Ghent University / Hydrology, Soil & Water Management

La traduction de ce témoignage a été générée automatiquement par un programme. Merci d’excuser les éventuelles erreurs.

Ma plus grande préoccupation est le changement dans les extrêmes hydrologiques :  » le sec devient plus sec, l’humide devient plus humide  » est en train de se produire, avec des résultats peut-être désastreux. Ces résultats sont ceux sur lesquels je travaille : nous devons savoir ce qu’ils seront en ce moment, pour pouvoir nous adapter.
C’est pourquoi je trouve hypocrite de ne pas penser à l’environnement dans tout ce que je fais. Je mange végétarien (et parfois végétalien) et saisonnier autant que possible, pense à l’utilisation du plastique, et utilise les transports en commun et le vélo quand c’est possible. J’essaie aussi de discuter et de parler de ces problèmes, avec mes amis et ma famille, et d’aborder ces problèmes par le biais de l’action sociale. Le problème, c’est que beaucoup de gens n’en ont pas encore la moindre idée ou ne connaissent pas les faits et les chiffres réels. Il est très difficile de les faire passer, surtout parce que tout est accueilli avec beaucoup de scepticisme et d’attention : se tromper sur un chiffre est susceptible de détruire tout votre message. D’un autre côté, les solutions les plus durables ne sont pas toujours les moins chères, il n’est donc pas toujours facile de choisir cette solution.

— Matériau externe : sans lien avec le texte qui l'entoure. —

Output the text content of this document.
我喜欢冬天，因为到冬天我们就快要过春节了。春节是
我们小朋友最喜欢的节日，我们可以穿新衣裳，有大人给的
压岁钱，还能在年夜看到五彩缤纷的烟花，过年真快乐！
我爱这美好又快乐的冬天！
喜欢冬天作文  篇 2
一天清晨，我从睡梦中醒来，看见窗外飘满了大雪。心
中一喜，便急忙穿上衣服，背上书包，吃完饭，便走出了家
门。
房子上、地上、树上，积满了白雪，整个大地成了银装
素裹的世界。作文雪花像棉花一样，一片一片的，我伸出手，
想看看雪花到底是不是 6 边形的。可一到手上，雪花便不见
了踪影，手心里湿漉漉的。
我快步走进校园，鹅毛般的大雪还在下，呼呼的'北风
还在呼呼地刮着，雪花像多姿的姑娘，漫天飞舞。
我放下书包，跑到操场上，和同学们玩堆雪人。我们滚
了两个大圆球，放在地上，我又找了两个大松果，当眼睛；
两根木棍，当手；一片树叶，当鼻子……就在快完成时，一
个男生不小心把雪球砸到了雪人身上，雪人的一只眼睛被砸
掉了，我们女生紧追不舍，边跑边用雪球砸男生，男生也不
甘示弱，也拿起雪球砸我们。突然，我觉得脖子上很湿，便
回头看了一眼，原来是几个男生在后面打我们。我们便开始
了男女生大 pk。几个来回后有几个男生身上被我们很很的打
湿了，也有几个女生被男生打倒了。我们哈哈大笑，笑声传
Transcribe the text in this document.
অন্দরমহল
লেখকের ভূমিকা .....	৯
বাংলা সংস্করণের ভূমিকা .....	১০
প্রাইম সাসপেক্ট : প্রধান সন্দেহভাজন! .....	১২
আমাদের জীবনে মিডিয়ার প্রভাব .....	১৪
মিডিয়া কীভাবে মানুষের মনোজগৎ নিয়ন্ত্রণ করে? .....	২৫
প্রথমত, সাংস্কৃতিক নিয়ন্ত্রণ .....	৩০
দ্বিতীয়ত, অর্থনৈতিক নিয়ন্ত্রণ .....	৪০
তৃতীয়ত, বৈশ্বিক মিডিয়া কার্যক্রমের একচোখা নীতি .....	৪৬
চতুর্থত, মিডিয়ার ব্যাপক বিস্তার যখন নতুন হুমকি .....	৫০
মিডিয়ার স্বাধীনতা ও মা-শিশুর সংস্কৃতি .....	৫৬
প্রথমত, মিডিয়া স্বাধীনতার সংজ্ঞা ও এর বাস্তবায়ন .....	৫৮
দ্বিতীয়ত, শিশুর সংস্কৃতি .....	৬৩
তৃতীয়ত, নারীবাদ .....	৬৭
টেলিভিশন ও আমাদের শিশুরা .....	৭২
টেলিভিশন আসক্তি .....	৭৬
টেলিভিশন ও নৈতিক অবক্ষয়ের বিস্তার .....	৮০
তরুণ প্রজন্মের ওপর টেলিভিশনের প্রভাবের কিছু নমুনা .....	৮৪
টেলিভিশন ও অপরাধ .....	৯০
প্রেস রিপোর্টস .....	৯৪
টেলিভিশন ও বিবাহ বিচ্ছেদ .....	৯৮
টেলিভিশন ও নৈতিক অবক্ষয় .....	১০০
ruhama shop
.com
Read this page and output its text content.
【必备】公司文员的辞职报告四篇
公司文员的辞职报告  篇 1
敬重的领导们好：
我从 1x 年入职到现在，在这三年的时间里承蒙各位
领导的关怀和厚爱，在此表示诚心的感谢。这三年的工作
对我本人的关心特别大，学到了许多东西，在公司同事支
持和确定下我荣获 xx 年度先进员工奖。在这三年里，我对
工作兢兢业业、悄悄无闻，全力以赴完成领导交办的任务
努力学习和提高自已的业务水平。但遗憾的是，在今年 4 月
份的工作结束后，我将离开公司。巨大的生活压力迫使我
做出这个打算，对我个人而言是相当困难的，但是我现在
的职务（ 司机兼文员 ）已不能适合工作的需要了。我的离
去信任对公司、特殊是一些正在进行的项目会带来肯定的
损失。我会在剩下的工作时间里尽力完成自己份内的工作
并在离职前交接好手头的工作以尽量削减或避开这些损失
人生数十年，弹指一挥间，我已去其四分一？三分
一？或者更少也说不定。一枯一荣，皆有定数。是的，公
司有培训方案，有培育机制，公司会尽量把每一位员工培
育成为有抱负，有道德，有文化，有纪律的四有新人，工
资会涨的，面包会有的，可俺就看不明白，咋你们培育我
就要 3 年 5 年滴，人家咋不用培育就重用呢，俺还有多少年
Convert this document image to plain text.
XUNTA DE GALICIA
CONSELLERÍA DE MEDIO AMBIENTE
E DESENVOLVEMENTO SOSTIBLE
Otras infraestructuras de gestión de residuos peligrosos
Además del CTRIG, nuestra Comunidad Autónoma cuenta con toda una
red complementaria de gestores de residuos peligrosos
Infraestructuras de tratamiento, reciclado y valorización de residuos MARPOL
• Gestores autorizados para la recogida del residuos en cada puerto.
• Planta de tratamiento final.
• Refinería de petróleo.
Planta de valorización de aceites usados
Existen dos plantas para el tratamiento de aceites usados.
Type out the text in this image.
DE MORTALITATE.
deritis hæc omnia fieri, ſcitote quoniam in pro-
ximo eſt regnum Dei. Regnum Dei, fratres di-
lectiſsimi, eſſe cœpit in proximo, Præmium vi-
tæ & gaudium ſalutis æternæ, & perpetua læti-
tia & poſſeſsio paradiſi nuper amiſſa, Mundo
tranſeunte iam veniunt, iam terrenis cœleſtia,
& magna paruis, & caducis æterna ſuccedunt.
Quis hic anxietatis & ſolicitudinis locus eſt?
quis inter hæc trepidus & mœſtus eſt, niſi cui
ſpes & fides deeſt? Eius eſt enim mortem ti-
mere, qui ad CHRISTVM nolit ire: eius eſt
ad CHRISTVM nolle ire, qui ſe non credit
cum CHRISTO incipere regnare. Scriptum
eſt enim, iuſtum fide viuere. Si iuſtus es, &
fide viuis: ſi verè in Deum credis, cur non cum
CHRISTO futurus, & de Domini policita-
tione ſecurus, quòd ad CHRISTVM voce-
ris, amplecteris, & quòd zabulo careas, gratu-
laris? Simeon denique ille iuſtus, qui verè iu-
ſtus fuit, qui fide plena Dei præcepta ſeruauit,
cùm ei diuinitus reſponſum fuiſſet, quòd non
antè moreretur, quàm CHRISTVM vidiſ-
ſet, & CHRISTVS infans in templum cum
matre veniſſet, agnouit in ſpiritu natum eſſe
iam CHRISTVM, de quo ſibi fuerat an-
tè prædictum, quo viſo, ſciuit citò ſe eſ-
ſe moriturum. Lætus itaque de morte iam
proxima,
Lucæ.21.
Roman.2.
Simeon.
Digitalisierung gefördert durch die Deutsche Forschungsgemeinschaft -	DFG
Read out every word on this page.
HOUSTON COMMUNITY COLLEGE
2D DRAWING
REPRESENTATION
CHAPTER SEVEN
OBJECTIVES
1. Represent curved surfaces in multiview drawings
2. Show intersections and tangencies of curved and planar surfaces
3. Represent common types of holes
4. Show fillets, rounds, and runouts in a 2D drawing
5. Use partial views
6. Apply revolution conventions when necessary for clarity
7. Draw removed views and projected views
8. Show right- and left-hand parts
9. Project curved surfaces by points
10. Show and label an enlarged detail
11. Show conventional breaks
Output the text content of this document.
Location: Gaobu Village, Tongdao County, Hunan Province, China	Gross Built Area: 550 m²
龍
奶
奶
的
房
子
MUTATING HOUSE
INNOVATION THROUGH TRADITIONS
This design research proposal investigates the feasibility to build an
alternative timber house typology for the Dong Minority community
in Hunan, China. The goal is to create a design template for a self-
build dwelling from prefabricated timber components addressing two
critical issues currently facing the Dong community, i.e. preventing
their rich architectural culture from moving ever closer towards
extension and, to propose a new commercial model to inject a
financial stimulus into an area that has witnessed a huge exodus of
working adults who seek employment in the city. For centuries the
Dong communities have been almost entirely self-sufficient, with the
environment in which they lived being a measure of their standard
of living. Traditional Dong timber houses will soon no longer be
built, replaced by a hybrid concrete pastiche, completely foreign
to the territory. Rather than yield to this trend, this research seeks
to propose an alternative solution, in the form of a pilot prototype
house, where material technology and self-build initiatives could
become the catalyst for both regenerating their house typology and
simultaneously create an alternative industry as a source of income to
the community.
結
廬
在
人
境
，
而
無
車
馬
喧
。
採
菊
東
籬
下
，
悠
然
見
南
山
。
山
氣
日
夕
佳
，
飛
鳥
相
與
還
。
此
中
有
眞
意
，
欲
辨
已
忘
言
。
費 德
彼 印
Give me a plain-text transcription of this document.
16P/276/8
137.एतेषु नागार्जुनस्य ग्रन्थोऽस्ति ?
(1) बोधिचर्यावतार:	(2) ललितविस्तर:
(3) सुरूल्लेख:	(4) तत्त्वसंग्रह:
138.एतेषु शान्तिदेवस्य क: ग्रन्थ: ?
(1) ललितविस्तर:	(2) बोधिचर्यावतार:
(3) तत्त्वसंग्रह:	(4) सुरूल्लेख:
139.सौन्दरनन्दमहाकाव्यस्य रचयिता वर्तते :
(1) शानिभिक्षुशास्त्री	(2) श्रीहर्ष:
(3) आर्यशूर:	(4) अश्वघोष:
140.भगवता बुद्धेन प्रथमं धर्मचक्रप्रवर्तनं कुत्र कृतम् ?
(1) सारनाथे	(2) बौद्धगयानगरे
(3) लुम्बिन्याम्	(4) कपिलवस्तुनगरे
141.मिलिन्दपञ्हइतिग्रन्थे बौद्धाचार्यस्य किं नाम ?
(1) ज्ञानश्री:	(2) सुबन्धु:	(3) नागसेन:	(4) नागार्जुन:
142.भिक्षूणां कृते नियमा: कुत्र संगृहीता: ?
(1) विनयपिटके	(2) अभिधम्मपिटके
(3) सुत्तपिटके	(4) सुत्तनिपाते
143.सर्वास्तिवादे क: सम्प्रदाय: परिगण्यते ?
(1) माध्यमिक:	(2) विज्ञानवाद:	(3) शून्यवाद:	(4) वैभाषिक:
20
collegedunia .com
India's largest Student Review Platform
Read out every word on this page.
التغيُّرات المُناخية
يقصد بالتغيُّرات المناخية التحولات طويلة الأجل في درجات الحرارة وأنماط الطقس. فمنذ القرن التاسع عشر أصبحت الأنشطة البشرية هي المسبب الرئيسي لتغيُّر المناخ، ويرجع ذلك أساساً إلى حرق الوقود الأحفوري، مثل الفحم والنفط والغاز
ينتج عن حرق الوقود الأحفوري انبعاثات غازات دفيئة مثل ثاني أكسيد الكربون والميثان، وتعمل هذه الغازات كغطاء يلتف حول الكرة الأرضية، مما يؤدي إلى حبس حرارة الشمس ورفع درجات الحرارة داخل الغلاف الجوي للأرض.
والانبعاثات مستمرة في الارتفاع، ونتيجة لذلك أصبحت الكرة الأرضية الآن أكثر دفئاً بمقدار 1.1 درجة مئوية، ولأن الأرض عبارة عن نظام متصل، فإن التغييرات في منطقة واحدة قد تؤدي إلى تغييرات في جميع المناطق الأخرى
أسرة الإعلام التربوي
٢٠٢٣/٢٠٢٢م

Au lieu que la durabilité soit l’option  » anormale « , elle devrait être la solution standard. Ou plutôt la seule solution. Je pense que les gouvernements ont un rôle majeur à jouer à cet égard, car  » la main invisible  » ne le fera pas toute seule. Il devrait également y avoir plus de communication sur les faits, les chiffres, les idées : quand un gouvernement ne les soutient pas, le message n’est pas diffusé. Il dépend trop des gens pour apporter ces idées, plutôt que des principales sources d’information dont ils disposent. Cette situation est en train de changer, mais elle s’est aussi heurtée à beaucoup de scepticisme. Notre société a besoin d’un changement radical, et pour ce faire, elle ne doit pas seulement être le point de discussion numéro un, elle doit être le point d’intérêt.